La chiusura della strada principale di Kafr Qaddum rende l’accesso ai villaggi vicini di Jit, Sarra e alla città di Nablus impossibile senza una deviazione 15 km, su strade male asfaltate in mezzo agli ulivi (come si può vedere dalla cartina qui sotto: il tratto segnato in verde è l’antica strada che veniva usavano prima della creazione della colonia e che consentiva il collegamento a Jit e Sarra in pochi minuti, la strada segnata in rosso è quella che devono fare oggi per la stessa destinazione).
Murad Shtaiwi, coordinatore dei comitati popolari di resistenza non violenta, parlando del suo villaggio ci dice che: “Il nome palestinese del mio villaggio è composto di due parole Kufr che significa “terreno coltivato” e Qaddom che vuol dire “antico”. Ci fa notare che il nome della colonia israeliana di Qaddumim è stato rubato al villaggio, oltre all’esproprio dei terreni e al danno portato alla qualità di vita dei residenti, che hanno sempre vissuto delle loro coltivazioni, della raccolta delle ulive e dall’esportazioni di questi prodotti.
“Consci del fatto che la resistenza di tipo armato e violento, da una parte non può durare nel tempo e dall’altra porta solo a ulteriore soprusi, vista la disparità delle forze in campo, l’unica strada ormai percorribile è la resistenza non violenta, che riesce a conquistare molte più simpatie nell’opinione pubblica” aggiunge Samir Shtaiwi.
Alla domanda di quale progetto politico si siano dotati i comitati popolari non violenti e quali siano gli obiettivi finali di questa lotta.
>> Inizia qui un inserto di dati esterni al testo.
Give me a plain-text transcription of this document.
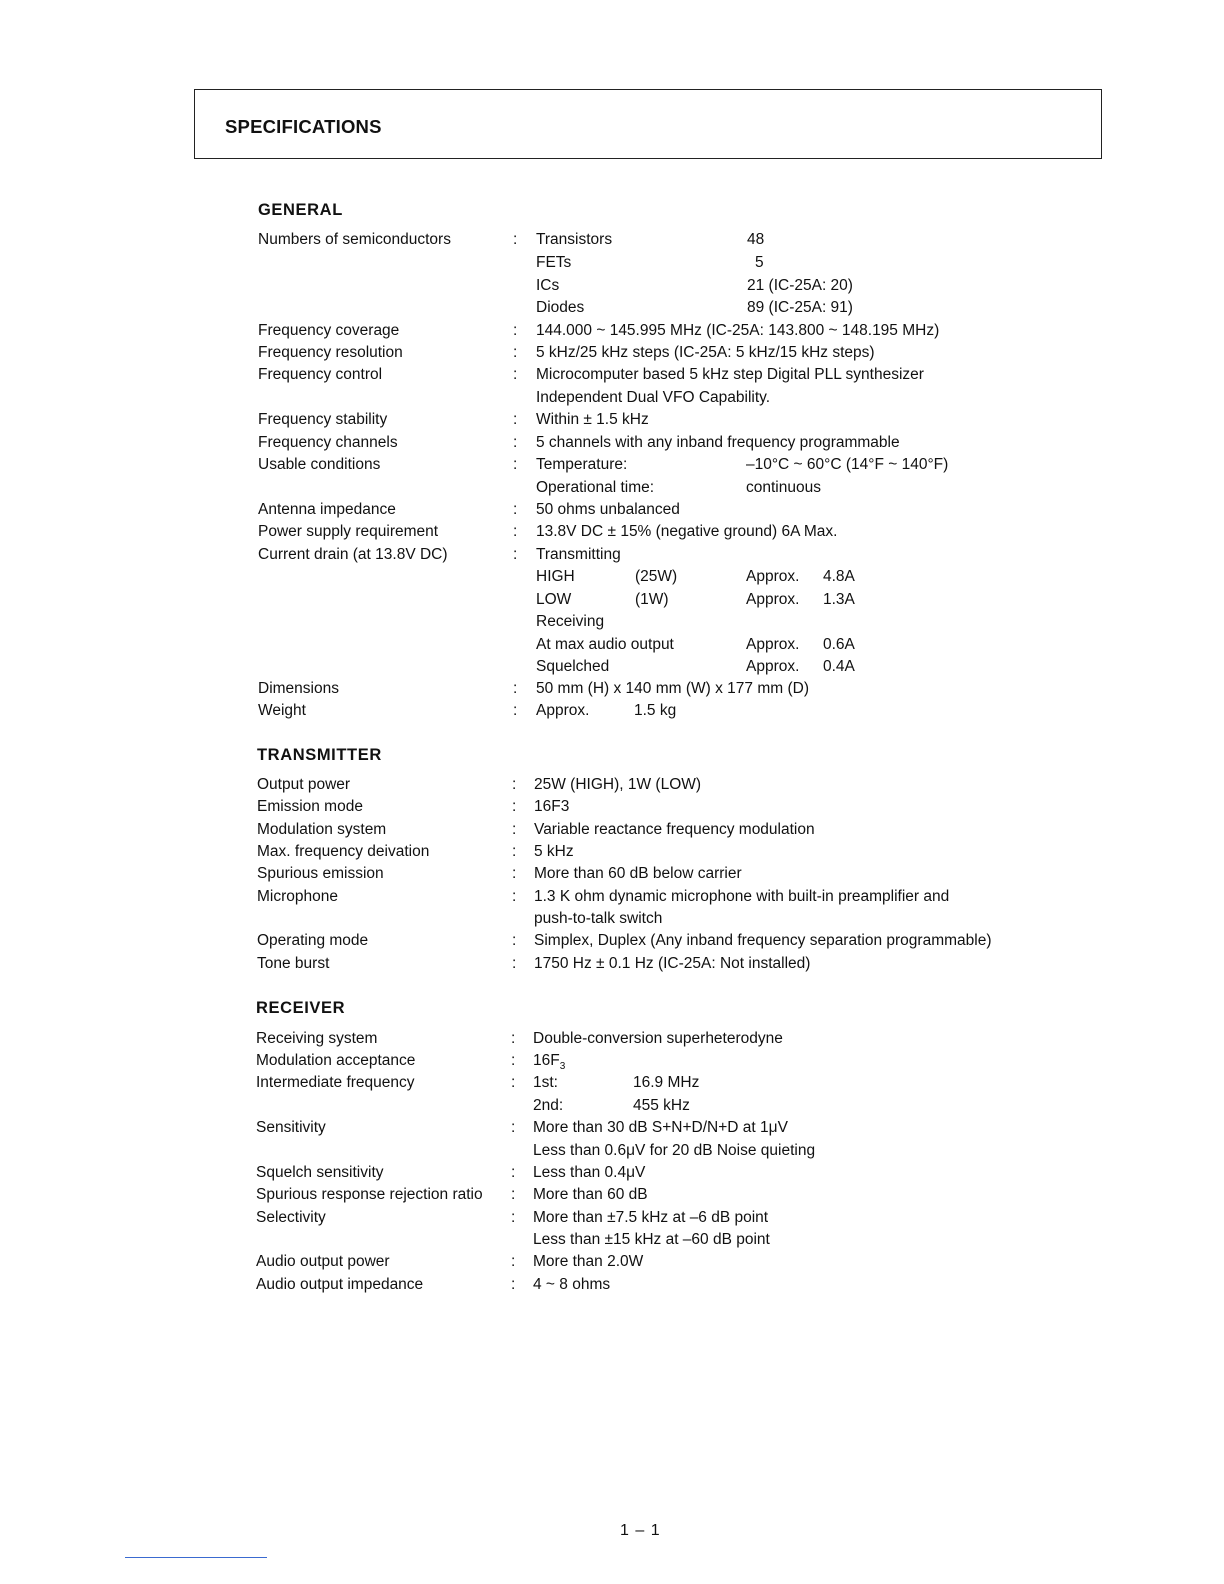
SPECIFICATIONS
GENERAL
Numbers of semiconductors	: Transistors	48
FETs	5
ICs	21 (IC-25A: 20)
Diodes	89 (IC-25A: 91)
Frequency coverage	: 144.000 ~ 145.995 MHz (IC-25A: 143.800 ~ 148.195 MHz)
Frequency resolution	: 5 kHz/25 kHz steps (IC-25A: 5 kHz/15 kHz steps)
Frequency control	: Microcomputer based 5 kHz step Digital PLL synthesizer
Independent Dual VFO Capability.
Frequency stability	: Within ± 1.5 kHz
Frequency channels	: 5 channels with any inband frequency programmable
Usable conditions	: Temperature:	–10°C ~ 60°C (14°F ~ 140°F)
Operational time:	continuous
Antenna impedance	: 50 ohms unbalanced
Power supply requirement	: 13.8V DC ± 15% (negative ground) 6A Max.
Current drain (at 13.8V DC)	: Transmitting
HIGH	(25W)	Approx. 4.8A
LOW	(1W)	Approx. 1.3A
Receiving
At max audio output	Approx. 0.6A
Squelched	Approx. 0.4A
Dimensions	: 50 mm (H) x 140 mm (W) x 177 mm (D)
Weight	: Approx.	1.5 kg
TRANSMITTER
Output power	: 25W (HIGH), 1W (LOW)
Emission mode	: 16F3
Modulation system	: Variable reactance frequency modulation
Max. frequency deivation	: 5 kHz
Spurious emission	: More than 60 dB below carrier
Microphone	: 1.3 K ohm dynamic microphone with built-in preamplifier and
push-to-talk switch
Operating mode	: Simplex, Duplex (Any inband frequency separation programmable)
Tone burst	: 1750 Hz ± 0.1 Hz (IC-25A: Not installed)
RECEIVER
Receiving system	: Double-conversion superheterodyne
Modulation acceptance	: $16F_3$
Intermediate frequency	: 1st:	16.9 MHz
2nd:	455 kHz
Sensitivity	: More than 30 dB S+N+D/N+D at 1μV
Less than 0.6μV for 20 dB Noise quieting
Squelch sensitivity	: Less than 0.4μV
Spurious response rejection ratio : More than 60 dB
Selectivity	: More than ±7.5 kHz at –6 dB point
Less than ±15 kHz at –60 dB point
Audio output power	: More than 2.0W
Audio output impedance	: 4 ~ 8 ohms
1 – 1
Murad risponde: “Primo obiettivo é di far convergere la lotta popolare pacifica con la politica dell’Autorità Palestinese. Secondo obiettivo: liberare i territori occupati dopo il 67 nell’intento di creare uno Stato di Palestina vivibile.”
Alla conseguente domanda se esiste la possibilità, come molti attivisti pro Palestina e molti intellettuali di varie parti del mondo propongono di uno stato unico binazionale, Murad risponde esponendo la sua idea personale:
“Secondo me non esiste un solo palestinese che pensi ad uno stato che non sia gestito da palestinesi, fatto inaccettabile da parte di Israele, senza contare che il loro è uno Stato ebraico non aperto ad altre forme religiose. L’unica possibilità è uno stato di Palestina sui confini ante 1967, con appunto confini ben definiti e con pieno riconoscimento politico, finalmente, da parte di tutti i paesi compresi America ed Israele.”
Samir ringrazia per l’accoglienza ricevuta da parte degli attivisti e dei media alternativi in Italia e conferma l’amicizia e la fratellanza tra palestinesi e le associazioni italiane che si occupano dei diritti del suo popolo.